Professore di geoscienza John Valley, a sinistra, e il ricercatore Kouki Kitajima collaborano al Wisconsin Secondary Ion Mass Spectrometer Lab (WiscSIMS) a Weeks Hall. Foto: Jeff Miller
I ricercatori della UCLA e dell’Università del Wisconsin-Madison hanno confermato che i fossili microscopici scoperti in un pezzo di roccia di quasi 3,5 miliardi di anni nell’Australia occidentale sono i fossili più antichi mai trovato e in effetti la prima prova diretta della vita sulla Terra.
Una montatura epossidica contenente una scheggia di una roccia di quasi 3,5 miliardi di anni dal giacimento di selce Apex nell’Australia occidentale è raffigurata al Wisconsin Secondary Ion Mass Spectrometer Lab (WiscSIMS) nella Weeks Hall. Foto: Jeff Miller
Lo studio, pubblicato il 18 dicembre 2017 negli Atti della National Academy of Sciences, è stato guidato da J. William Schopf, professore di paleobiologia all’UCLA, e John W. Valley, professore di geoscienze presso l’Università del Wisconsin-Madison.
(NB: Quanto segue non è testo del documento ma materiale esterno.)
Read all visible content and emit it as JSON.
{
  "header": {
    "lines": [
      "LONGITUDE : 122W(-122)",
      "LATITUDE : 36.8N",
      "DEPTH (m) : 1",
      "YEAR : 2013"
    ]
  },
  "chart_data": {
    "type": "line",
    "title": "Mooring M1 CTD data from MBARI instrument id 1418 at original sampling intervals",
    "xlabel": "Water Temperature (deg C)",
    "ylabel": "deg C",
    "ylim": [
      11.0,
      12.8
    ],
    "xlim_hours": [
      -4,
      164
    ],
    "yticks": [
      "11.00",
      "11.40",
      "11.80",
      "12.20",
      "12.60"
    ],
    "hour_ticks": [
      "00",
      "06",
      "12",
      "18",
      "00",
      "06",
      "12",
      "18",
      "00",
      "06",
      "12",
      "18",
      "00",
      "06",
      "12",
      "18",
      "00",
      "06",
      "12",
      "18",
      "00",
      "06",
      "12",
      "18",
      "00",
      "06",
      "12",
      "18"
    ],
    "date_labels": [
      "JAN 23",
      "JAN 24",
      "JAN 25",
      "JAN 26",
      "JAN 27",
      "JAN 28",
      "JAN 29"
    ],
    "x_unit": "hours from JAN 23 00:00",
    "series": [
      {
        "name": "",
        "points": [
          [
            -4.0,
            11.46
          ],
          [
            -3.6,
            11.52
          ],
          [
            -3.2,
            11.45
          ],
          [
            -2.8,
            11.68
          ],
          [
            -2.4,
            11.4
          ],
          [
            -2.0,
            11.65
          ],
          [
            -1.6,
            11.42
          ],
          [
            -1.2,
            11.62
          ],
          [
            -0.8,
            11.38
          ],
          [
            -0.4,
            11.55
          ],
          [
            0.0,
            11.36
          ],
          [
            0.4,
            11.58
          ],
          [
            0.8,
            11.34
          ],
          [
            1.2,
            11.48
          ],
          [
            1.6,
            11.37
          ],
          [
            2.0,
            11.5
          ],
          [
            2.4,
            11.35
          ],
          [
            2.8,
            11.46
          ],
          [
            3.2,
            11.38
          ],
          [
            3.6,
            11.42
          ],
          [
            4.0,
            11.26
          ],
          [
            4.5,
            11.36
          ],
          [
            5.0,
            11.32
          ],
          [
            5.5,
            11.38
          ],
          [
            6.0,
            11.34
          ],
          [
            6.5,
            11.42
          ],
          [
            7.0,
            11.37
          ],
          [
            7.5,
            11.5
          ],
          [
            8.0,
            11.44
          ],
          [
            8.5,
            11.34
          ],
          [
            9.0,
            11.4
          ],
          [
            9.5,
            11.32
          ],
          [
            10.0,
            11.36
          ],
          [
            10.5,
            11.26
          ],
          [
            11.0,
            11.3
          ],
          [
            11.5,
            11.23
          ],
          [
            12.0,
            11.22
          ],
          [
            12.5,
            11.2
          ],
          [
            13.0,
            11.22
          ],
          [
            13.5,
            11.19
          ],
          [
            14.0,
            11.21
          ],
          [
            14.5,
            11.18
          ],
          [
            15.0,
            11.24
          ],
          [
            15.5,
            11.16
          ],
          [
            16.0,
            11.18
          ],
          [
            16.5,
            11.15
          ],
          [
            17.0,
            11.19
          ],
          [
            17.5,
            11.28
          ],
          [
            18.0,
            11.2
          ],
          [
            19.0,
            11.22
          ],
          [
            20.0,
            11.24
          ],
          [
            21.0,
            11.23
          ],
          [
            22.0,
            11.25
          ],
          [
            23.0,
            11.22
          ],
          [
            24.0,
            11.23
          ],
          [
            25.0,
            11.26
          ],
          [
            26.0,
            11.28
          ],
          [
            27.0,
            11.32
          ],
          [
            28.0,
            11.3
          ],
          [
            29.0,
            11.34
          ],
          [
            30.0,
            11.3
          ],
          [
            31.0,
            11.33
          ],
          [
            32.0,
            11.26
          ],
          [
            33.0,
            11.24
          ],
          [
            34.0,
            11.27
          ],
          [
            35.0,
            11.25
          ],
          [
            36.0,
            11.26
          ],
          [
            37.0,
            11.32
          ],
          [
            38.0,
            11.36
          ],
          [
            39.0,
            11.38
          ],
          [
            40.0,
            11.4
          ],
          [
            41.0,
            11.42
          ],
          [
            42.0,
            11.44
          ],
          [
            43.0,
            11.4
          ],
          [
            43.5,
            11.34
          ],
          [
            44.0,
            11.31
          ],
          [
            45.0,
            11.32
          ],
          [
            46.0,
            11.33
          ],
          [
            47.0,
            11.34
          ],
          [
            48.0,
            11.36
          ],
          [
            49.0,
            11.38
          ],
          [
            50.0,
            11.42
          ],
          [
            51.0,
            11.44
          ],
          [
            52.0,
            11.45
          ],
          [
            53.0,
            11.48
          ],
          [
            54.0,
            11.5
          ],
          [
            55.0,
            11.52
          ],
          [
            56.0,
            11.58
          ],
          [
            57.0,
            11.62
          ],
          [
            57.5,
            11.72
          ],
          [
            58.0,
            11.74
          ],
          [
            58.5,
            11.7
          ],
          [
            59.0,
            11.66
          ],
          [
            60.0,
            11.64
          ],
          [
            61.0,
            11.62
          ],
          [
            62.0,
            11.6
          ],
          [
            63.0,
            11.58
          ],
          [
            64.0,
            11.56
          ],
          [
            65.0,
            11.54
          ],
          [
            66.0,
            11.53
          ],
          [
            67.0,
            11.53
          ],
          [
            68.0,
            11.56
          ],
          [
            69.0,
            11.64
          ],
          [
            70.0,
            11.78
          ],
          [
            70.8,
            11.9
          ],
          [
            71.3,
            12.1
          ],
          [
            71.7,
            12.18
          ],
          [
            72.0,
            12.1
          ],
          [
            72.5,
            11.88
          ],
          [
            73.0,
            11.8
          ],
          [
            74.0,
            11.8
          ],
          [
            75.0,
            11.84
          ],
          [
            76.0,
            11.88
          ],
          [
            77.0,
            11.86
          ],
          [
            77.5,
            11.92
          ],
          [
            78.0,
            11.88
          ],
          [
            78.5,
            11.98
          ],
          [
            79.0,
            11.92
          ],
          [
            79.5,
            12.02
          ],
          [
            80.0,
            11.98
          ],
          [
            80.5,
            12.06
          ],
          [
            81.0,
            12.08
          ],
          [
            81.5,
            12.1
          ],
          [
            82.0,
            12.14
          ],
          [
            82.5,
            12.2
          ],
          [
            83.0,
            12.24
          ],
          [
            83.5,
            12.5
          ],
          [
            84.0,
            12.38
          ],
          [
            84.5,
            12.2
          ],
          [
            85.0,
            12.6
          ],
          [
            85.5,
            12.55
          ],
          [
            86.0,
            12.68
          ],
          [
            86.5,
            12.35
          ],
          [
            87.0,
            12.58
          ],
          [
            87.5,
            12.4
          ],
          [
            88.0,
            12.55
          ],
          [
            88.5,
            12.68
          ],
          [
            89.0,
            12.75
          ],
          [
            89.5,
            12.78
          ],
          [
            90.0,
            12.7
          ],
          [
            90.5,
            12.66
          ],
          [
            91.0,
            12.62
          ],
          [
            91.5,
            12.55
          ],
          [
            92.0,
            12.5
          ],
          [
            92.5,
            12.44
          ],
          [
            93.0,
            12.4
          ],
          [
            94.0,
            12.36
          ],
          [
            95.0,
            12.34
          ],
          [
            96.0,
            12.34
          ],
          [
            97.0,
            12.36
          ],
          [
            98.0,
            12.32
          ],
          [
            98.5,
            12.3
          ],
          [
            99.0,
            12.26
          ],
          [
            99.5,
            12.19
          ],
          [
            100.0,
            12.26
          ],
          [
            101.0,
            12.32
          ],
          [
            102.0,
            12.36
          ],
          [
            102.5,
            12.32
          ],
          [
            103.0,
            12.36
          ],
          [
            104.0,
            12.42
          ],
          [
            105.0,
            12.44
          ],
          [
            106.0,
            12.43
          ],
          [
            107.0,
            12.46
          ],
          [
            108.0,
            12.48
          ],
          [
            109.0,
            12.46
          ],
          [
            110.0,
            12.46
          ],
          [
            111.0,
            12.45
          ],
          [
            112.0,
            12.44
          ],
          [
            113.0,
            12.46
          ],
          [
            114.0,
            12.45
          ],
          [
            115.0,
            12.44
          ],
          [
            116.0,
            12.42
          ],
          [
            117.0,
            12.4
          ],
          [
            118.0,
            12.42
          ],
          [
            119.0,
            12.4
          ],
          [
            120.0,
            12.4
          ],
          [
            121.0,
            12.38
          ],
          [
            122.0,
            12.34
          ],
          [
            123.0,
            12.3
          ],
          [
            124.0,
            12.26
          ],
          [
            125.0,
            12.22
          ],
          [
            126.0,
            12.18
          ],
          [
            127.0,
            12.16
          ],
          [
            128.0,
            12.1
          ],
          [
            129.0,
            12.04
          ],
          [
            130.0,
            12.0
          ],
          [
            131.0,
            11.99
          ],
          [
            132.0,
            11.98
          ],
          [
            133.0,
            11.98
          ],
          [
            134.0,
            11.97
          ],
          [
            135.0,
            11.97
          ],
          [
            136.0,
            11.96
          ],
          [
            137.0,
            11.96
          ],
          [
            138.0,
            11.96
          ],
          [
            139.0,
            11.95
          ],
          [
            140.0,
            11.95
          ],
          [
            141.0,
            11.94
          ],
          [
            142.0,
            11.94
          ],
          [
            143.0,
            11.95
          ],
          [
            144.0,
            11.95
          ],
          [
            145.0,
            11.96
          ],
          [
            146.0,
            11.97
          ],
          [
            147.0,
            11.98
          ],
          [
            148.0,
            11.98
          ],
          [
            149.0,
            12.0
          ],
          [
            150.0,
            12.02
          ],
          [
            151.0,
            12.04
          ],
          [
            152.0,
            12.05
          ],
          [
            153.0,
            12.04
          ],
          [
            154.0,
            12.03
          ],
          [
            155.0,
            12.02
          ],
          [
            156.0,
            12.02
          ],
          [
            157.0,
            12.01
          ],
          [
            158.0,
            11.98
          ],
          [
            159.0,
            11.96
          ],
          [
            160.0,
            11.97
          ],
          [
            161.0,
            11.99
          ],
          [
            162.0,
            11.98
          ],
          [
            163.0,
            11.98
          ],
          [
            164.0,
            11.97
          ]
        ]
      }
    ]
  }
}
La ricerca si è basata su nuove tecnologie e competenze scientifiche sviluppate dai ricercatori del laboratorio UW-Madison WiscSIMS.
Lo studio descrive 11 campioni microbici da cinque taxa separati, collegando le loro morfologie alle firme chimiche che sono caratteristiche della vita. Alcuni rappresentano batteri e microbi ormai estinti da un dominio della vita chiamato Archaea, mentre altri sono simili alle specie microbiche che si trovano ancora oggi. I risultati suggeriscono anche come ognuno di loro possa essere sopravvissuto su un pianeta privo di ossigeno.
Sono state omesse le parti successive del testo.